I have often wondered whether the existence of God in my life has made me less of a good person or less happy. Perhaps my sadness would go away if I had a mythical figure to rely on. I like the idea of having to surrender to something larger than life, a paradigm that nobody will ever be able to explain, of always knowing that you will never be them, that you can’t even try to. In your darkest times, it is your faith that gets you through. The most special thing is the ability to have hope, through it all. Even if it is grasping at straws and forcing a belief, it still is something magical. Hope is a magical thing.
My paternal grandparents are religious. They pray twice a day, every day, they are pure vegetarians and every year on each of our birthdays, my grandmother holds something called a “Sundarkand” where she and her old lady friends come home and sing in their most screechy voices on a loud mike and recite stories from the Ramayana. It is an exciting albeit overstimulating place to be. Exciting because in my life I had never seen unity of this kind. It forms a feminine sisterhood, where God is the medium and the trigger too, where they sit unified, enjoying themselves, laughing, giggling, singing and performing, after which they go back to their homes and step into the roles of wife, mother and grandmother once again. But in that moment, they are little girls, with glee and joy, stepping out of their societal bounds, stepping into a world of love and light, of abandon and carefree excitement, all united by their unwavering love for a God they are in pursuit to meet.
Perhaps that is what God is, a unifying feature in our lives, that brings us together, to once again go back into our childlike selves. To enjoy, to feel like there is a purpose. In a cut and dry late stage capitalist world, perhaps these are the little joys one must indulge themselves in. Foregoing any thought of logic and sense, to let yourself go, completely and wholly. There is something magical in that.
I find God in most things; The wind blowing through the trees, a downpour that provides my city with a much needed cool, an orange sunset, the crinkle in my friend’s eyes when they laugh loudly, the clatter of feet rushing to tell me something quickly, a movie that makes me cry, a generous man holding the lift open. Something holy, something special, exists in every one of us. An energy is there to be harnessed, it just depends how you look at it. I often wonder, for somebody who was raised without an image of God, I sure do see them in practically everything.

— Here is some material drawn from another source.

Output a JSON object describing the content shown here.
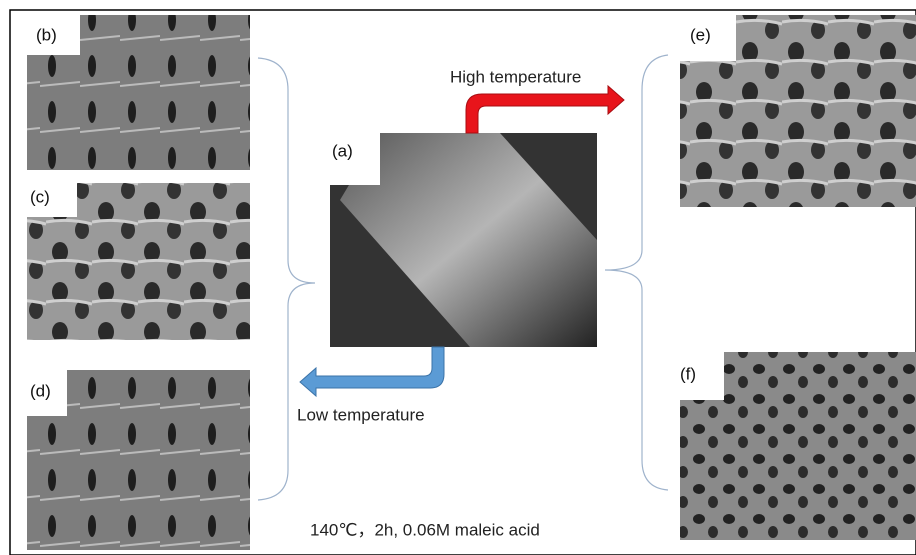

This is so deep and yet so simple. So mature and yet so childlike in its wonder. Wow! To include all these layers in one essay! To put down the very thoughts that churn around so many of our heads. To see the youth in your grandmother and her friends. To hold so much together in your heart! And the last paragraph is genius. ❤️❤️❤️
Dear dear Suhani- what a piece. You have written for me ; you have articulated what I have been processing in bits and pieces all my adult life. How can I thank you for this. When I light the lamp and close my eyes, I say to the 'Best in Me' I pray. I hope that is good enough.